Object storage is recursive; If the object being stored contains other
storable objects, these will be stored seperately, and replaced by a
skeleton object in the parent heirarchy. When the parent is later
retrieved, its children remain in the skeleton state until explicitly
retrieved by the parent. This lazy-retrieve approach has obvious memory
efficiency benefits for certain applications.
-------------- next part --------------
=head1 NAME
Bio::Root::Storable - object serialisation methods
=head1 SYNOPSIS
my $storable = Bio::Root::Storable->new();
# Store/retrieve using class retriever
my $token = $storable->store();
my $storable2 = Bio::Root::Storable->retrieve( $token );
# Store/retrieve using object retriever
my $storable2 = $storable->new_retrievable();
$storable2->retrieve();
=head1 DESCRIPTION
Generic module that allows objects to be safely stored/retrieved from
disk. Can be inhereted by any BioPerl object. As it will not usually
be the first class in the inheretence list, _initialise_storable()
should be called during object instantiation.

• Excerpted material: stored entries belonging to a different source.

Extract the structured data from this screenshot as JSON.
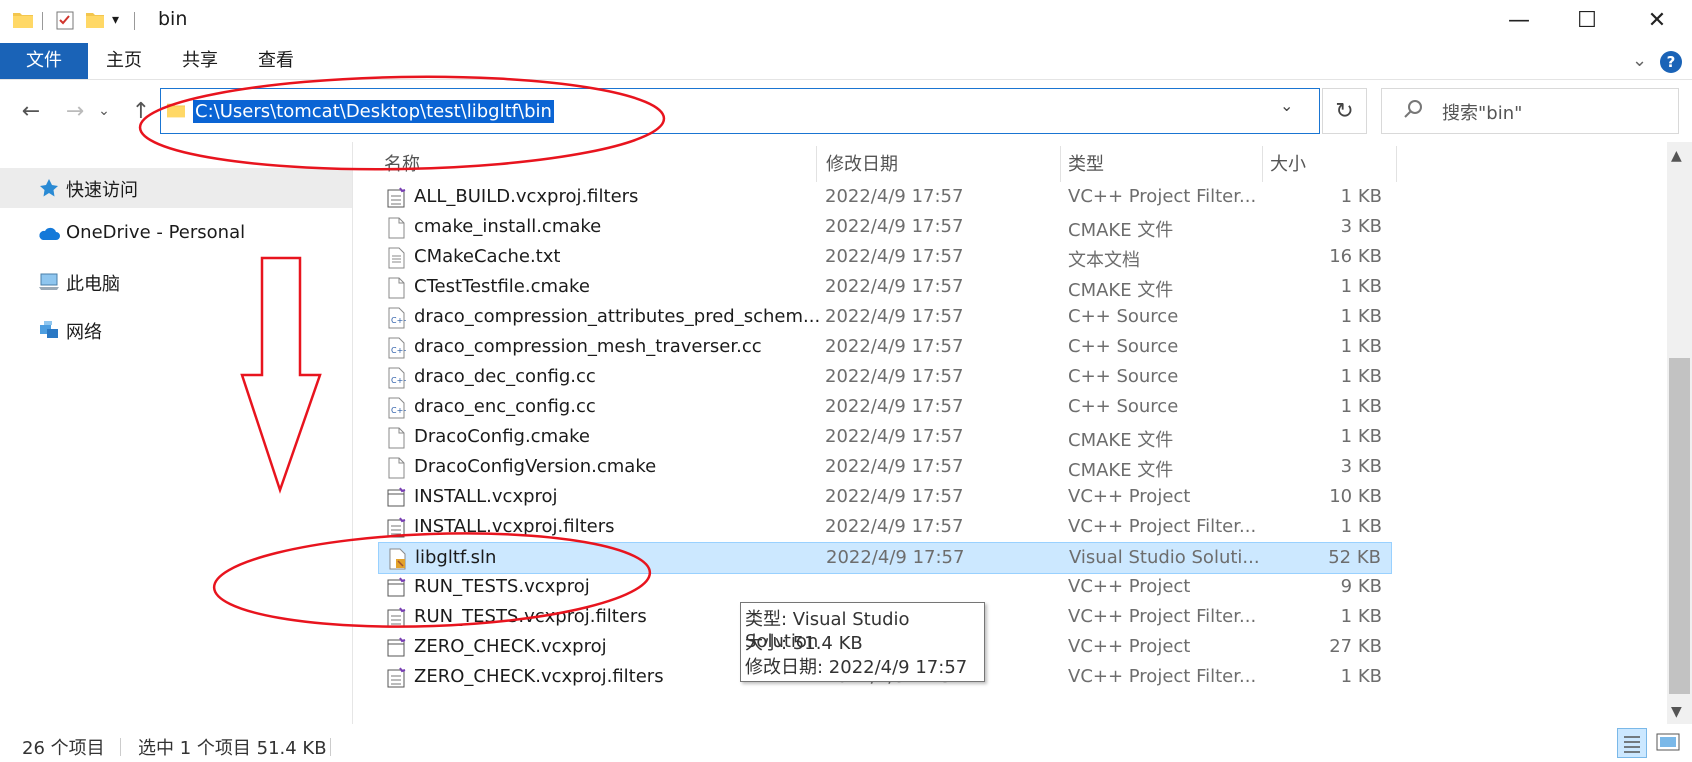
{
  "window": {
    "title": "bin",
    "minimize": "—",
    "maximize": "☐",
    "close": "✕"
  },
  "ribbon": {
    "tabs": [
      "文件",
      "主页",
      "共享",
      "查看"
    ],
    "collapse": "⌄",
    "help": "?"
  },
  "address": {
    "path": "C:\\Users\\tomcat\\Desktop\\test\\libgltf\\bin",
    "search_placeholder": "搜索\"bin\""
  },
  "nav": {
    "items": [
      {
        "label": "快速访问",
        "icon": "star-icon"
      },
      {
        "label": "OneDrive - Personal",
        "icon": "cloud-icon"
      },
      {
        "label": "此电脑",
        "icon": "computer-icon"
      },
      {
        "label": "网络",
        "icon": "network-icon"
      }
    ]
  },
  "columns": {
    "name": "名称",
    "date": "修改日期",
    "type": "类型",
    "size": "大小"
  },
  "files": [
    {
      "name": "ALL_BUILD.vcxproj.filters",
      "date": "2022/4/9 17:57",
      "type": "VC++ Project Filter...",
      "size": "1 KB",
      "icon": "vcxproj-filters-icon"
    },
    {
      "name": "cmake_install.cmake",
      "date": "2022/4/9 17:57",
      "type": "CMAKE 文件",
      "size": "3 KB",
      "icon": "blank-file-icon"
    },
    {
      "name": "CMakeCache.txt",
      "date": "2022/4/9 17:57",
      "type": "文本文档",
      "size": "16 KB",
      "icon": "text-file-icon"
    },
    {
      "name": "CTestTestfile.cmake",
      "date": "2022/4/9 17:57",
      "type": "CMAKE 文件",
      "size": "1 KB",
      "icon": "blank-file-icon"
    },
    {
      "name": "draco_compression_attributes_pred_schem...",
      "date": "2022/4/9 17:57",
      "type": "C++ Source",
      "size": "1 KB",
      "icon": "cpp-file-icon"
    },
    {
      "name": "draco_compression_mesh_traverser.cc",
      "date": "2022/4/9 17:57",
      "type": "C++ Source",
      "size": "1 KB",
      "icon": "cpp-file-icon"
    },
    {
      "name": "draco_dec_config.cc",
      "date": "2022/4/9 17:57",
      "type": "C++ Source",
      "size": "1 KB",
      "icon": "cpp-file-icon"
    },
    {
      "name": "draco_enc_config.cc",
      "date": "2022/4/9 17:57",
      "type": "C++ Source",
      "size": "1 KB",
      "icon": "cpp-file-icon"
    },
    {
      "name": "DracoConfig.cmake",
      "date": "2022/4/9 17:57",
      "type": "CMAKE 文件",
      "size": "1 KB",
      "icon": "blank-file-icon"
    },
    {
      "name": "DracoConfigVersion.cmake",
      "date": "2022/4/9 17:57",
      "type": "CMAKE 文件",
      "size": "3 KB",
      "icon": "blank-file-icon"
    },
    {
      "name": "INSTALL.vcxproj",
      "date": "2022/4/9 17:57",
      "type": "VC++ Project",
      "size": "10 KB",
      "icon": "vcxproj-icon"
    },
    {
      "name": "INSTALL.vcxproj.filters",
      "date": "2022/4/9 17:57",
      "type": "VC++ Project Filter...",
      "size": "1 KB",
      "icon": "vcxproj-filters-icon"
    },
    {
      "name": "libgltf.sln",
      "date": "2022/4/9 17:57",
      "type": "Visual Studio Soluti...",
      "size": "52 KB",
      "icon": "sln-file-icon",
      "selected": true
    },
    {
      "name": "RUN_TESTS.vcxproj",
      "date": "",
      "type": "VC++ Project",
      "size": "9 KB",
      "icon": "vcxproj-icon"
    },
    {
      "name": "RUN_TESTS.vcxproj.filters",
      "date": "",
      "type": "VC++ Project Filter...",
      "size": "1 KB",
      "icon": "vcxproj-filters-icon"
    },
    {
      "name": "ZERO_CHECK.vcxproj",
      "date": "",
      "type": "VC++ Project",
      "size": "27 KB",
      "icon": "vcxproj-icon"
    },
    {
      "name": "ZERO_CHECK.vcxproj.filters",
      "date": "2022/4/9 17:57",
      "type": "VC++ Project Filter...",
      "size": "1 KB",
      "icon": "vcxproj-filters-icon"
    }
  ],
  "tooltip": {
    "type_line": "类型: Visual Studio Solution",
    "size_line": "大小: 51.4 KB",
    "date_line": "修改日期: 2022/4/9 17:57"
  },
  "status": {
    "count": "26 个项目",
    "selection": "选中 1 个项目  51.4 KB"
  },
  "colors": {
    "accent": "#1a63b7",
    "selection": "#cce8ff",
    "annotation": "#e8141e"
  }
}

Currently stores objects in binary format (using the Perl Storable
module). This can cause problems when storing and retrieving with
different versions of Storable (e.g. on different machines). An
ASCII storage option (using Data::Dumper) may be implemented in the
future.
Object storage is recursive; If the object being stored contains other
storable objects, these will be stored seperately, and replaced by a
skeleton object in the parent heirarchy. When the parent is later
retrieved, its children remain in the skeleton state until explicitly
retrieved by the parent. This lazy-retrieve approach has obvious
memory efficiency benefits for certain applications.
=cut
# Let the code begin...
package Bio::Root::Storable;
use strict;
#use Data::Dumper qw( Dumper );
use Storable qw( freeze thaw dclone );
use vars qw(@ISA);
use Bio::Root::Root;
use Bio::Root::IO;
@ISA = qw( Bio::Root::Root );
#----------------------------------------------------------------------
=head2 new
Arg [1] : -workdir => filesystem path,
-template => tmpfile template,
-suffix => tmpfile suffix,
Function : Builds a new Bio::Root::Storable inhereting object
Returntype: Bio::Root::Storable inhereting object
Exceptions:
Caller :
Example : $storable = Bio::Root::Storable->new()
=cut
sub new {
my ($caller, @args) = @_;
my $self = $caller->SUPER::new(@args);
$self->_initialise_storable;
return $self;
}
#----------------------------------------------------------------------
=head2 _initialise_storable
Arg [1] : See 'new' method
Function : Initialises storable-specific attributes
Returntype: boolean
Exceptions:
Caller :
Example :
=cut
sub _initialise_storable {
my $self = shift;
my( $workdir, $template, $suffix ) =
$self->_rearrange([qw(WORKDIR TEMPLATE SUFFIX)], @_ );
$workdir && $self->workdir ( $workdir );
$template && $self->template( $template );
$suffix && $self->suffix ( $suffix );
return 1;
}
#----------------------------------------------------------------------
=head2 statefile
Arg [1] : string (optional)
Function : Accessor for the file to write state into.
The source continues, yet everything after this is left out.